Published: 2025-07-02 19:32:20 | Views: 13
The man charged with murdering four University of Idaho students in 2022 pleaded guilty on Wednesday as part of a deal with prosecutors to avoid the death penalty.
Bryan Kohberger, 30, sat at a table with his legal team as he entered the plea in a Boise, Idaho, courtroom.
Kohberger killed Kaylee Goncalves, Ethan Chapin, Xana Kernodle and Madison Mogen at a rental home near campus in Moscow, Idaho, in the middle of the night in November 2022. Autopsies showed the four were all likely asleep when they were attacked, some had defensive wounds and each was stabbed multiple times.
Relatives of at least two of the victims attended Wednesday's court hearing. At least one of the victim's families was "furious" Kohberger had struck a deal to escape execution, according to their attorney.
Kohberger will be sentenced at a later date.
Then a criminal justice graduate student at Washington State University, Kohberger was arrested in Pennsylvania weeks after the killings. Investigators said they matched his DNA to genetic material recovered from a knife sheath found at the crime scene.
No motive has emerged for the killings, nor is it clear why the attacker spared two roommates who were in the home.
Latah County prosecuting attorney Bill Thompson said Wednesday that Kohberger purchased the murder weapon with an Amazon gift card in March 2022, while he was living with his parents in Pennsylvania.

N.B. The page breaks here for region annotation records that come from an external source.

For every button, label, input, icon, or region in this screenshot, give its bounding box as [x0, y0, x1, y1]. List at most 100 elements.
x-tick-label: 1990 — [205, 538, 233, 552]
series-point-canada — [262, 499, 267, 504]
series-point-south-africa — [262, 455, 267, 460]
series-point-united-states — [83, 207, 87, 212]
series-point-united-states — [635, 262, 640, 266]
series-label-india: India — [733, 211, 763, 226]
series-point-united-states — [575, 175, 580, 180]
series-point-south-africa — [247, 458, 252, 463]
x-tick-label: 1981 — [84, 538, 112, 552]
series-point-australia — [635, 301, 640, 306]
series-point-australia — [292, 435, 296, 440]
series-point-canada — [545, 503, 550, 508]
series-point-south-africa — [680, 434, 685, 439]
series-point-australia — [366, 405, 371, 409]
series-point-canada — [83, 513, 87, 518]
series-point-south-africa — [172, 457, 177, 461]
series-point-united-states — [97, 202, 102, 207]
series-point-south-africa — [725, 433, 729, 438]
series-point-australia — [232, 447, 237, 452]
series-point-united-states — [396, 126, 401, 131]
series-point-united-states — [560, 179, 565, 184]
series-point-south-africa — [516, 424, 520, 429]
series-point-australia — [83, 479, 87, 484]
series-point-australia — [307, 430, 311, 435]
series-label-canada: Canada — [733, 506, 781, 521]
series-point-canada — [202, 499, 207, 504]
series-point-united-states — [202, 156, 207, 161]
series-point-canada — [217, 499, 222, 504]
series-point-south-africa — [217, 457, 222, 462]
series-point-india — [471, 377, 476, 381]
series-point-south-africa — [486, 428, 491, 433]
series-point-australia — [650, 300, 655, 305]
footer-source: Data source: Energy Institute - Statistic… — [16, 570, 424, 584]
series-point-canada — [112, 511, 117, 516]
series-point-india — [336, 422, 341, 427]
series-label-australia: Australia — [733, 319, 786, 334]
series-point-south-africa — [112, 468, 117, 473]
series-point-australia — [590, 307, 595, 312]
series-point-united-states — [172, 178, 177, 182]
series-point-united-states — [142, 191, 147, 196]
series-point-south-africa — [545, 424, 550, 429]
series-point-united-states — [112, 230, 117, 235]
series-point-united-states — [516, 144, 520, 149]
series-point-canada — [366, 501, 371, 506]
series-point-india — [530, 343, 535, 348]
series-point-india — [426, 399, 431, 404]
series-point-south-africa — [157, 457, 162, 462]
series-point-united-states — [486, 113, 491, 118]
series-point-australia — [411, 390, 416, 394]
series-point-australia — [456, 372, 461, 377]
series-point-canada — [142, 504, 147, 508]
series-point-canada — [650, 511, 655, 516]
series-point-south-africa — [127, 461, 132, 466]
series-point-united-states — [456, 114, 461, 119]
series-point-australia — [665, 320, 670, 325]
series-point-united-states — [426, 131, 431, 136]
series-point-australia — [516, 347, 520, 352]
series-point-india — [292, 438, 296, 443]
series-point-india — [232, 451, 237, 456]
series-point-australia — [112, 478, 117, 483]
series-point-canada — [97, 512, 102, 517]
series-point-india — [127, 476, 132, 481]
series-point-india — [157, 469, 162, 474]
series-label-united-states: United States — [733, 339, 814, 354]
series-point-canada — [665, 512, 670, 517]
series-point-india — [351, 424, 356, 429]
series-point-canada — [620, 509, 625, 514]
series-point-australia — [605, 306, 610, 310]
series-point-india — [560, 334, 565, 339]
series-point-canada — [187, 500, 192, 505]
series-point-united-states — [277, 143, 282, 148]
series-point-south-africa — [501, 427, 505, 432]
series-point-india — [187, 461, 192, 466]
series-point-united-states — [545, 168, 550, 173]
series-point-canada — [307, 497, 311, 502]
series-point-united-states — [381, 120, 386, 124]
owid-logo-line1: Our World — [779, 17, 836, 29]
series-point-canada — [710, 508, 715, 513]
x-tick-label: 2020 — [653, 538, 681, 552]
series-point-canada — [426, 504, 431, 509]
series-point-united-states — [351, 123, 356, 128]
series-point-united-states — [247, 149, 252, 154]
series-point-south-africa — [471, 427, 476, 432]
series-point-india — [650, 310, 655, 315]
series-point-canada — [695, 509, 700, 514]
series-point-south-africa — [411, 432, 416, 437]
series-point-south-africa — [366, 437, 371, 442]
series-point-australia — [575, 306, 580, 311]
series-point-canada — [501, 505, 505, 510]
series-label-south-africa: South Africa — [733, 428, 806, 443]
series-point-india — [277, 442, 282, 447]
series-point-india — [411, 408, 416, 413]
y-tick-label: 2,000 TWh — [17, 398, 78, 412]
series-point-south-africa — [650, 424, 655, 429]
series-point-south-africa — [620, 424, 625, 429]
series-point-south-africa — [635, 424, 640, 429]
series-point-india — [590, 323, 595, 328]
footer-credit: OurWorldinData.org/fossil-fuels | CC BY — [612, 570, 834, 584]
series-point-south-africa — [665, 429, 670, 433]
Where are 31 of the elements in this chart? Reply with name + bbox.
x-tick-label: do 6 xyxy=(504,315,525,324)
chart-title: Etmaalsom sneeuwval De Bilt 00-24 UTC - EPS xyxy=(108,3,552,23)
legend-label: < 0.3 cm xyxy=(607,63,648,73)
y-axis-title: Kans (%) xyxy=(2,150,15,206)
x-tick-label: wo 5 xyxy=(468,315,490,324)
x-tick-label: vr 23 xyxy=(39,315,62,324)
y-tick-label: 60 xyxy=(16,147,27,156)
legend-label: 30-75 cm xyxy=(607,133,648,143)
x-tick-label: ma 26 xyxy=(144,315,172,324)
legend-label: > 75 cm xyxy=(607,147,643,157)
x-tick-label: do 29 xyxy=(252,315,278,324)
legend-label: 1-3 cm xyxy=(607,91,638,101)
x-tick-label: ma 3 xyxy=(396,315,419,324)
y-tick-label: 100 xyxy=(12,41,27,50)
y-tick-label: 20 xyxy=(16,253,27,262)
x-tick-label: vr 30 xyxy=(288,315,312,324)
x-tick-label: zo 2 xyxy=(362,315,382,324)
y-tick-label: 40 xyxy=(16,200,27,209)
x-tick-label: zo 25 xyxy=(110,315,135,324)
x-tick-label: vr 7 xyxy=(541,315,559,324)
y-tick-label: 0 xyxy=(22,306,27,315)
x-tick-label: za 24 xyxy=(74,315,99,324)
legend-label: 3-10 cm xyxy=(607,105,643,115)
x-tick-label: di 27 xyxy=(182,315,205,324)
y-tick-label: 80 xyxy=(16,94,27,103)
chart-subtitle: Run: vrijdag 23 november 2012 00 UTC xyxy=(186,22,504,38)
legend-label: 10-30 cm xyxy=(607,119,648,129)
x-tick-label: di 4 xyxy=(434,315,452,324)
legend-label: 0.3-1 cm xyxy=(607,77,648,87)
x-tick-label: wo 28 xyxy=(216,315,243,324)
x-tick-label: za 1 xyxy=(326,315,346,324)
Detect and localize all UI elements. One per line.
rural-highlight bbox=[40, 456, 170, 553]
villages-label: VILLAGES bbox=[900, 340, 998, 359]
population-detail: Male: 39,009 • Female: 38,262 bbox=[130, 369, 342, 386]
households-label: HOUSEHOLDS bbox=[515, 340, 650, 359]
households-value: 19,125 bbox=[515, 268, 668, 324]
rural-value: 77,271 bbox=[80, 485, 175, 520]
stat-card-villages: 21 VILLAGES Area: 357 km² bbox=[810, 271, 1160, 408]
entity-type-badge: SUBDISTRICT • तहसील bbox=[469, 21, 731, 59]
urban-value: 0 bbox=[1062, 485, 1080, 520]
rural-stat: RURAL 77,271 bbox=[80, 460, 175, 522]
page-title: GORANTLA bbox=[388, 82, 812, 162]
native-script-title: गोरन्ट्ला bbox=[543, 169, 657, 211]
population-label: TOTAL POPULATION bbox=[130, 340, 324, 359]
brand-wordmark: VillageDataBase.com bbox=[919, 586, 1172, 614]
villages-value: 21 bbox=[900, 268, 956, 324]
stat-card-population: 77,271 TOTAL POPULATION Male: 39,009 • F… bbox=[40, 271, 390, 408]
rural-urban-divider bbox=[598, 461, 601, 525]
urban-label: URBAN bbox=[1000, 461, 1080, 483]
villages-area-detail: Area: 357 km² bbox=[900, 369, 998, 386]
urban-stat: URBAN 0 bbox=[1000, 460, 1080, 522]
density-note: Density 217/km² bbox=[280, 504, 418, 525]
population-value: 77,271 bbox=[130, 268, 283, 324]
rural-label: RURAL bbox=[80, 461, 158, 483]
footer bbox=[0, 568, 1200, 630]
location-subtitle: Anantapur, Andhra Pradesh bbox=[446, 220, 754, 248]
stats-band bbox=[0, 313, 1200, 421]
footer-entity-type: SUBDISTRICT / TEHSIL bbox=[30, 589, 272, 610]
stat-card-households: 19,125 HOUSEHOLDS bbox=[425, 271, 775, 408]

That knife has not been found.
Thompson said cellphone data and surveillance video shows Kohberger visited the victims' neighbourhood at least a dozen times before the killings between July and November of that year.
The murders shocked the small farming community of about 25,000 people, which hadn't had a homicide in about five years, and prompted a massive hunt for the perpetrator.
That included an elaborate effort to track down a white sedan that was seen on surveillance cameras repeatedly driving by the rental home, to identify Kohberger as a possible suspect using genetic genealogy and to pinpoint his movements the night of the killings through cellphone data.
In a court filing, his lawyers said Kohberger was on a long drive by himself around the time the four were killed.